In a documentary that’s not really a documentary, comedian Charlyne Yi (Knocked Up) conducts interviews to see if anyone still believes in true love. Enter actor Michael Cera, playing himself (sort of) and falling for Yi, who, in real life, is already his girlfriend. Got that?

District 9

August 14
Directed by Neill Blomkamp

From first-time director Blomkamp and producer Peter Jackson, a sci-fi epic about extraterrestrials that landed in South Africa 30 years ago, only to be captured, segregated and brutally mistreated by the government. The rest of the plot is a secret (so far), but we all know what happens when you piss off a space creature.


August 14
Directed by Hayao Miyazaki

In this new film from Disney, master Japanese animator Miyazaki (Howl’s Moving Castle) creates his take on the Hans Christian Andersen fairy tale “The Little Mermaid.” Here, a goldfish named Ponyo longs to become human. (Looks like Ariel has competition.)

Taking Woodstock

August 14
Directed by Ang Lee


The Brokeback Mountain director lightens up for this tie-dyed adaptation of Elliot Tiber’s terrific Woodstock memoir. Tiber, played here by comedian Demetri Martin, isn’t famous, but his family’s dilapidated motel was ground zero for the iconic festival.

The Time Traveler’s Wife

August 14
Directed by Robert Schwentke

Henry (Eric Bana), a Chicago librarian, is forever bouncing around in time (literally). This makes life and marriage hard for his wife, Clare (Rachel McAdams), whose attempts to hold him still are captured in this film version of Audrey Niffenegger’s bestseller.
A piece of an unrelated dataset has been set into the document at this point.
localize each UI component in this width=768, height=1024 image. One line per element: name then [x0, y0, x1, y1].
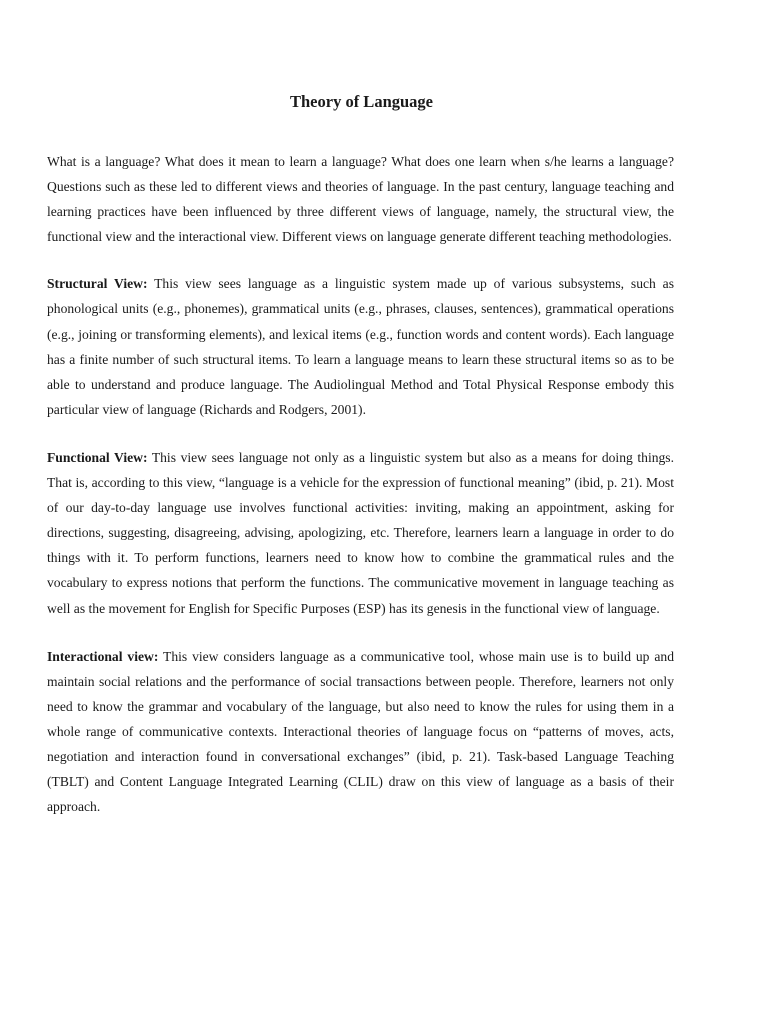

The New Cult Canon: Donnie Darko

August 21
Directed by Richard Kelly

Film fans still argue about just how classic this exemplar of new cultness really is. Puzzle anew at its time-bending logic and its geek status tonight, this time with less snickering at the now-sainted Patrick Swayze. The movie starts at 8:45 p.m. at the Kansas City Public Library (14 West 10th Street). See for details.

Inglourious Basterds

August 21
Directed by Quentin Tarantino

Blame the bad spelling of the title on those infernal Nazis, who refer to the band of American, Jewish soldier-assassins led by Brad Pitt as “The Basterds.” Tarantino’s World War II action flick also stars Diane Kruger, B.J. Novak (The Office), Hostel writer-director Eli Roth and the mighty Cloris Leachman.

The Boat That Rocked

August 28
Directed by Richard Curtis

It’s 1966, and rock and roll has yet to make it to the airwaves of the BBC, which controls all radio stations in England. So Philip Seymour Hoffman leads a renegade band of disc jockeys as they broadcast the devil’s music from a boat off the U.K. coast, in this comedy from the director of Love Actually.

Mesrine: a Film in Two Parts

August 28
Directed by Jean-François Richet

Vincent Cassel, who was so extraordinary as the mob boss’ son in David Cronenberg’s Eastern Promises, moves up the crime ladder in this four-hour epic about the action-packed life (murders, kidnappings — the works) of modern-day French criminal Jacques Mesrine.